La Corte Constitucional suspendió provisionalmente el recaudo del impuesto al patrimonio para ciertas personas jurídicas previsto en el artículo 5 del Decreto Legislativo 173 de 2026, expedido en el marco del estado de emergencia, en lo relativo a las entidades sin ánimo de lucro del régimen tributario especial y a las personas jurídicas en liquidación. La medida se adoptó al advertir riesgos graves para derechos fundamentales, pues en las ESAL el pago afecta recursos destinados a educación, salud y otras actividades de interés general, mientras que en las empresas en liquidación reduce la masa para atender acreencias. La Corte concluyó que los efectos podrían ser graves e irreversibles y que la suspensión no compromete de forma significativa el financiamiento de la emergencia.

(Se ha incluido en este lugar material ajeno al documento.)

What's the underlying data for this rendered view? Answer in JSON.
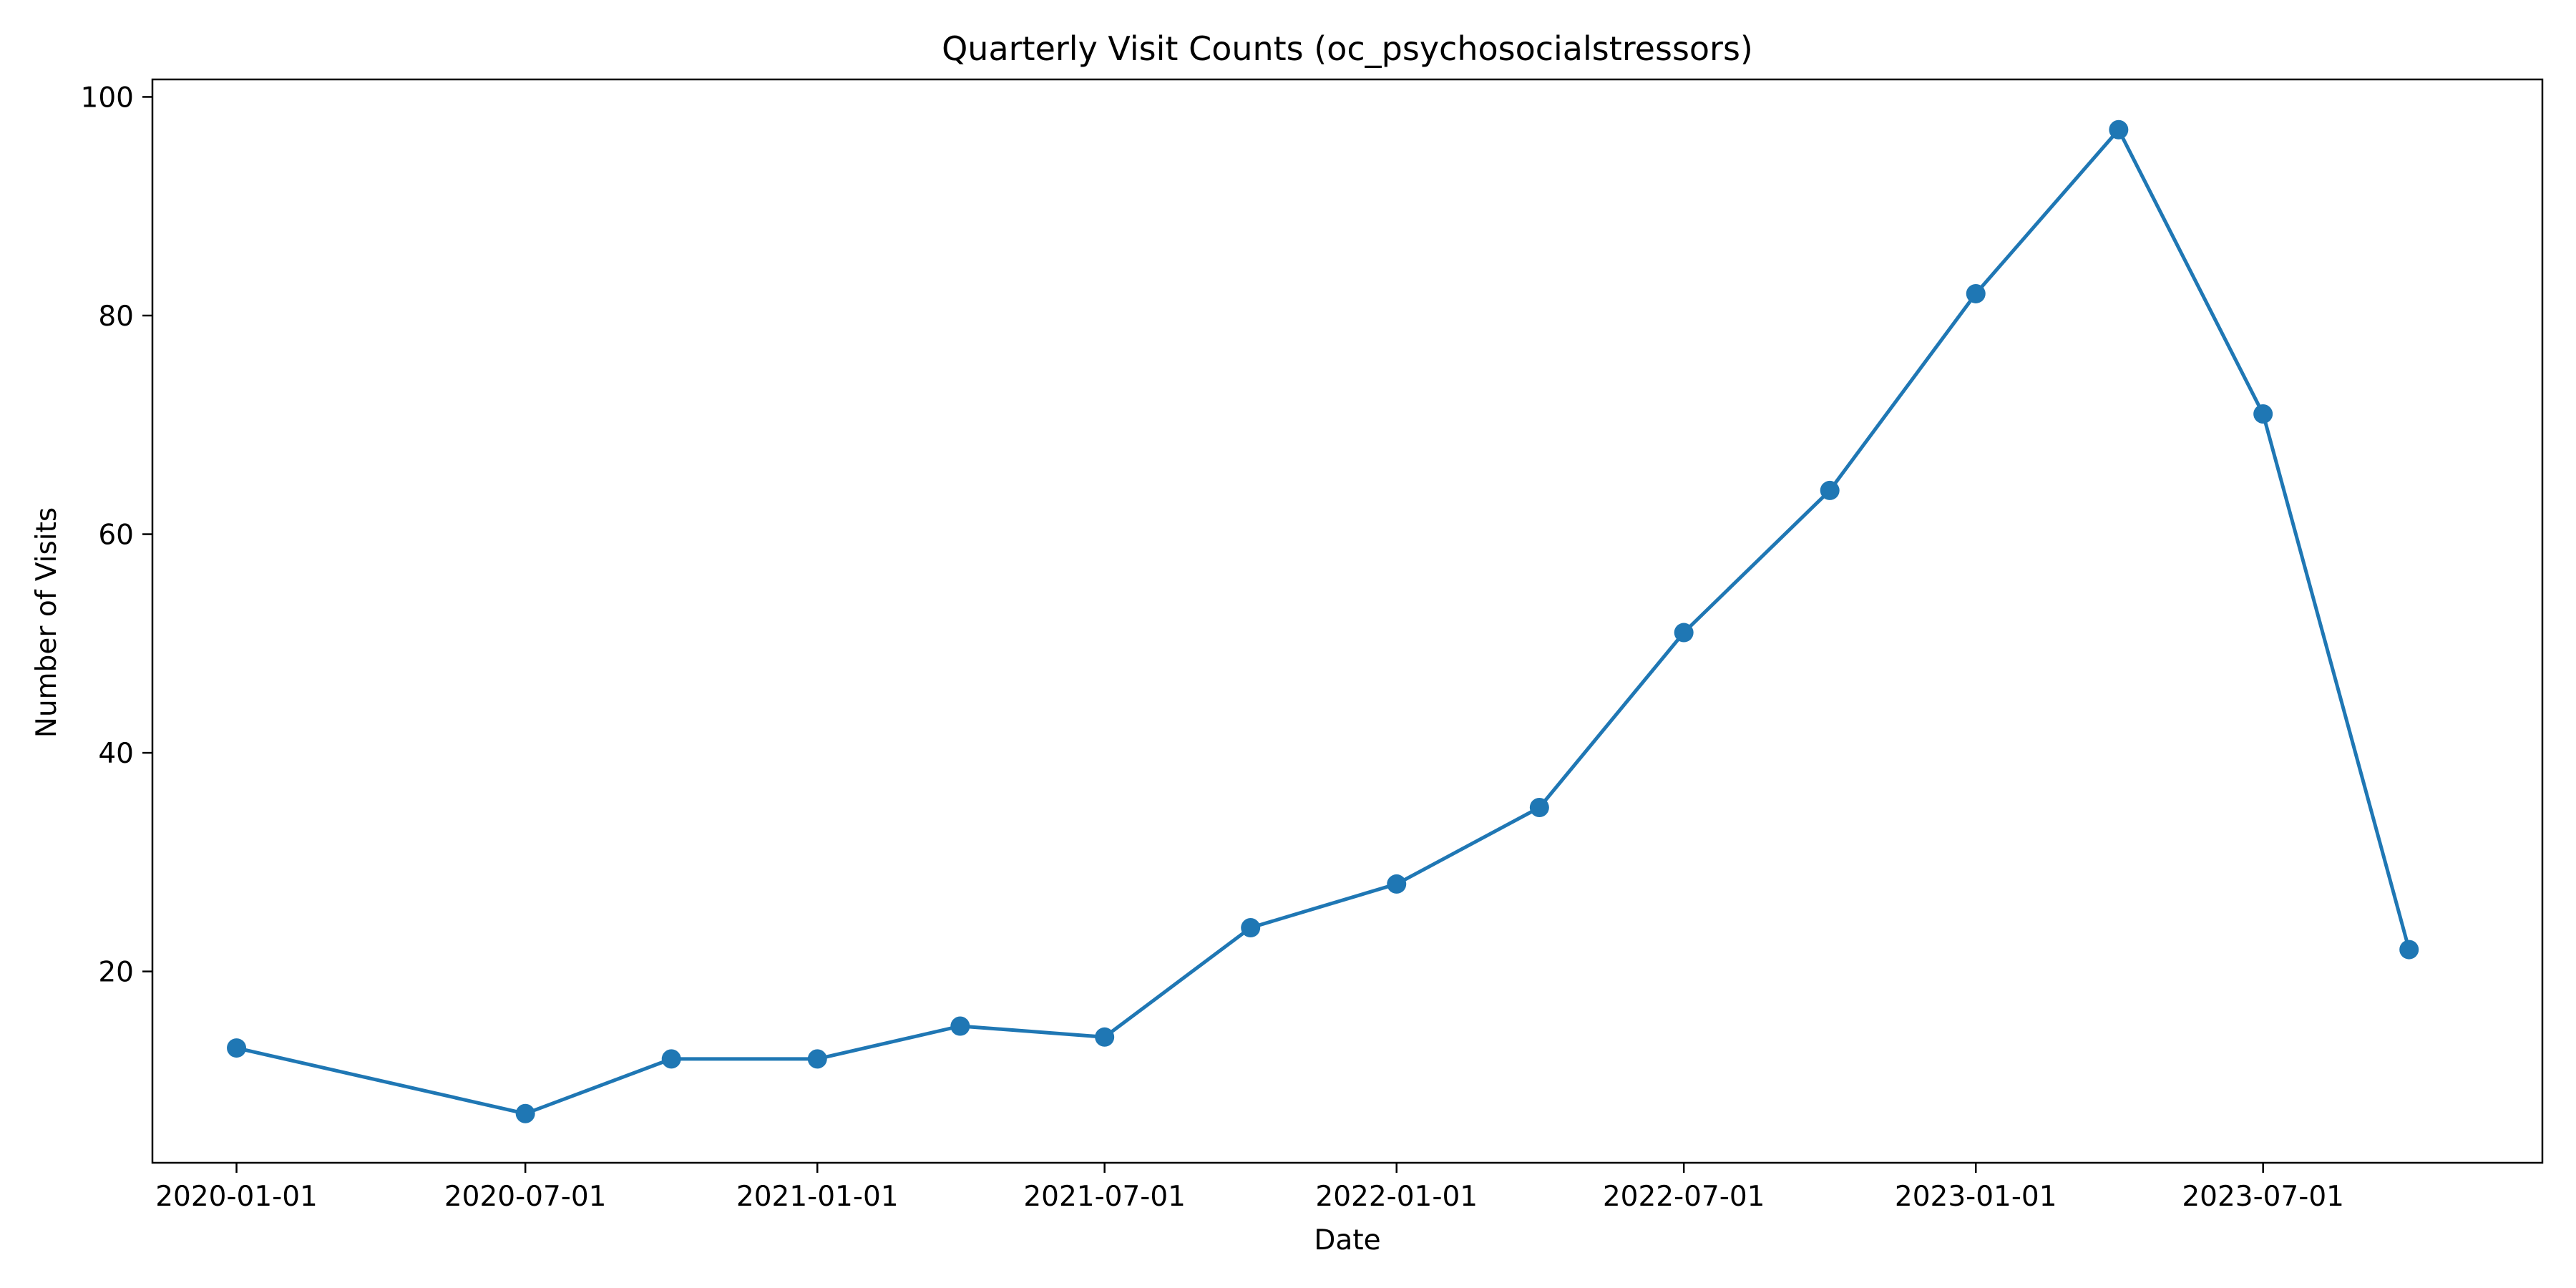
{
  "chart_data": {
    "type": "line",
    "title": "Quarterly Visit Counts (oc_psychosocialstressors)",
    "xlabel": "Date",
    "ylabel": "Number of Visits",
    "x_type": "date",
    "xlim": [
      "2019-11-09",
      "2023-12-24"
    ],
    "ylim": [
      2.5,
      101.6
    ],
    "x_ticks": [
      "2020-01-01",
      "2020-07-01",
      "2021-01-01",
      "2021-07-01",
      "2022-01-01",
      "2022-07-01",
      "2023-01-01",
      "2023-07-01"
    ],
    "y_ticks": [
      20,
      40,
      60,
      80,
      100
    ],
    "grid": false,
    "legend": "none",
    "series_color": "#1f77b4",
    "series": [
      {
        "x": [
          "2020-01-01",
          "2020-07-01",
          "2020-10-01",
          "2021-01-01",
          "2021-04-01",
          "2021-07-01",
          "2021-10-01",
          "2022-01-01",
          "2022-04-01",
          "2022-07-01",
          "2022-10-01",
          "2023-01-01",
          "2023-04-01",
          "2023-07-01",
          "2023-10-01"
        ],
        "values": [
          13,
          7,
          12,
          12,
          15,
          14,
          24,
          28,
          35,
          51,
          64,
          82,
          97,
          71,
          22
        ]
      }
    ]
  }
}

La Sala de Consulta y Servicio Civil del Consejo de Estado analizó un conflicto de competencias para determinar qué autoridad debía adelantar el proceso disciplinario contra dos directoras designadas en un procedimiento de intervención bajo medida de toma de posesión por la Superintendencia de Sociedades. El estudio se centró en la naturaleza jurídica de las funciones ejercidas por las directoras, estableciendo si actuaban como particulares en ejercicio de funciones públicas o como verdaderas autoridades administrativas delegadas. A partir de ello, la Sala examinó el marco normativo del régimen de intervención, las facultades asignadas por la Superintendencia y su grado de autonomía en la gestión de la entidad intervenida. Asimismo, evaluó las reglas del Código General Disciplinario sobre sujetos disciplinables y competencia, diferenciando entre servidores públicos, particulares que ejercen funciones públicas y auxiliares de la administración. Con base en estos criterios, determinó que la competencia disciplinaria no depende únicamente de la entidad que designa, sino del tipo de función ejercida y del vínculo jurídico bajo el cual actúan.